In ästhetisch ansprechenden Tableaus präsentiert Geyrhalter, der auch wieder für die Kamera verantwortlich ist, die gigantischen Gerätschaften, die das jeweilige Terrain beackern und die von diesen malträtierte Landschaft. Zwischen diese Einstellungen blendet er frontal Arbeiter/innen aus den Betrieben ein und lässt diese zu Wort kommen. Deren Statements belegen das hohe Reflexionsniveau der in den Arbeitsprozess Involvierten, die einerseits von ihrer Tätigkeit begeistert, sich gleichzeitig aber der Folgen ihres Tuns bewusst sind. Neben Fortschrittsgläubigkeit („Es gibt immer eine größere Maschine, und wenn die nicht funktioniert, gibt es immer noch Dynamit. Wir werden immer gewinnen.“) überwiegt aber doch die Einsicht, dass Grenzen überschritten würden („Die Ressourcen sind begrenzt. Entweder wir ändern uns oder wir sinken.“).
Geyrhalter vermeidet eine Bloßstellung der Arbeiter. Vielmehr ist sein Film eine präzise Studie moderner Arbeitsprozesse, die nur im Teamwork funktionieren. Immer wieder wird betont, dass unser aller Fortschritt auf der Ausbeutung der Erde basiert, und dass diese Haltung ein Akt der Gewalt ist. Es gebe keine Grenzen, wie einer der Beteiligten meint.

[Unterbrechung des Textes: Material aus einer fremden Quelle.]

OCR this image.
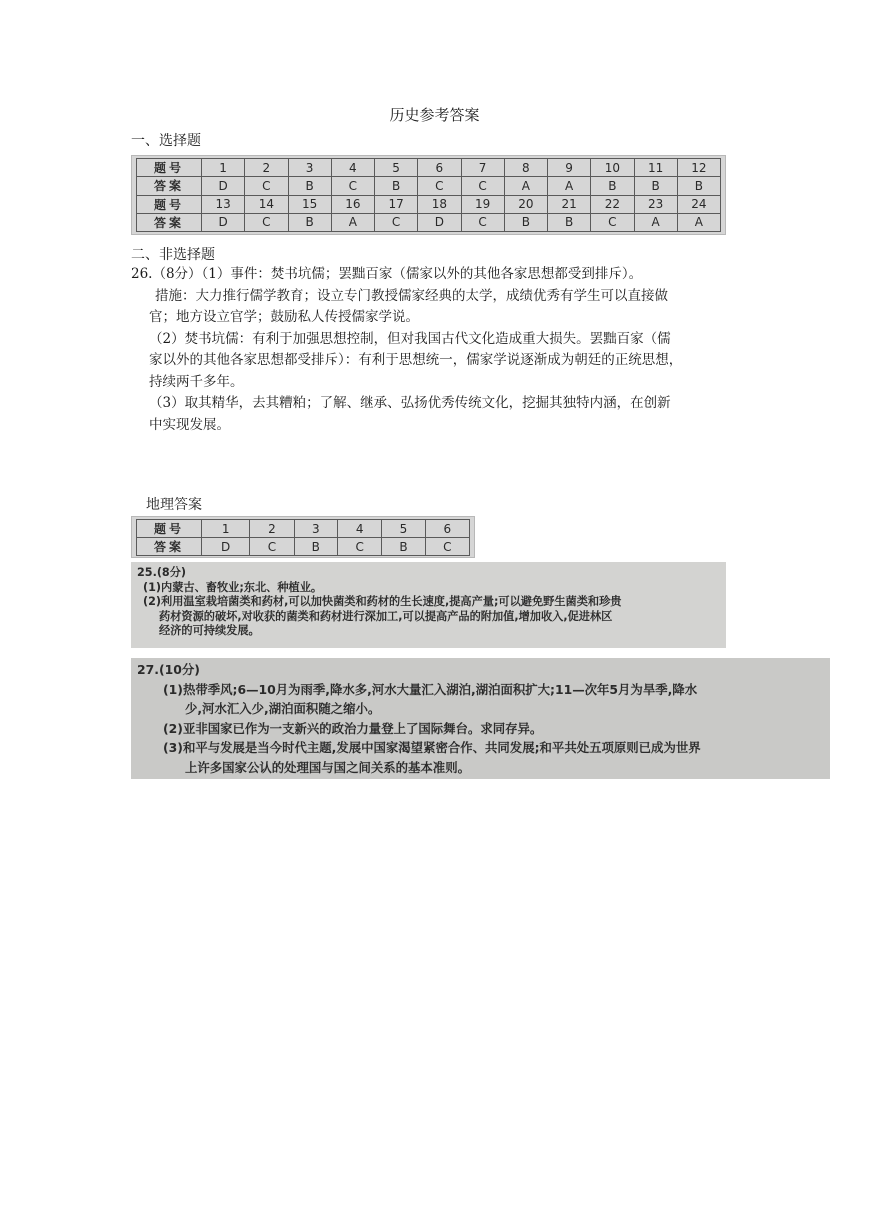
历史参考答案
一、选择题
题号	1	2	3	4	5	6	7	8	9	10	11	12
答案	D	C	B	C	B	C	C	A	A	B	B	B
题号	13	14	15	16	17	18	19	20	21	22	23	24
答案	D	C	B	A	C	D	C	B	B	C	A	A
二、非选择题
26.（8分）（1）事件：焚书坑儒；罢黜百家（儒家以外的其他各家思想都受到排斥）。
措施：大力推行儒学教育；设立专门教授儒家经典的太学，成绩优秀有学生可以直接做
官；地方设立官学；鼓励私人传授儒家学说。
（2）焚书坑儒：有利于加强思想控制，但对我国古代文化造成重大损失。罢黜百家（儒
家以外的其他各家思想都受排斥）：有利于思想统一，儒家学说逐渐成为朝廷的正统思想，
持续两千多年。
（3）取其精华，去其糟粕；了解、继承、弘扬优秀传统文化，挖掘其独特内涵，在创新
中实现发展。
地理答案
题号	1	2	3	4	5	6
答案	D	C	B	C	B	C
25.(8分)
(1)内蒙古、畜牧业;东北、种植业。
(2)利用温室栽培菌类和药材,可以加快菌类和药材的生长速度,提高产量;可以避免野生菌类和珍贵
药材资源的破坏,对收获的菌类和药材进行深加工,可以提高产品的附加值,增加收入,促进林区
经济的可持续发展。
27.(10分)
(1)热带季风;6—10月为雨季,降水多,河水大量汇入湖泊,湖泊面积扩大;11—次年5月为旱季,降水
少,河水汇入少,湖泊面积随之缩小。
(2)亚非国家已作为一支新兴的政治力量登上了国际舞台。求同存异。
(3)和平与发展是当今时代主题,发展中国家渴望紧密合作、共同发展;和平共处五项原则已成为世界
上许多国家公认的处理国与国之间关系的基本准则。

Daran will Geyrhalter dann noch nicht glauben, wie die letzte in Alberta/Kanada gedrehte Episode vermittelt. Da er keine Drehgenehmigung in der Anlage zur Schieferölgewinnung bekommen hat, kommen hier keine Arbeiter zu Wort, sondern zwei Vertreter der indigenen Bevölkerung, deren Land man okkupiert hat. Die Bagger aus der ersten Phase des Ölsandabbaus verrotten, von Bäumen überwuchert. Die Wildnis holt sich zurück, was man ihr genommen hat, auch wenn dies ein langer Prozess ist. Ein schwacher Trost am Ende eines beeindruckenden Films.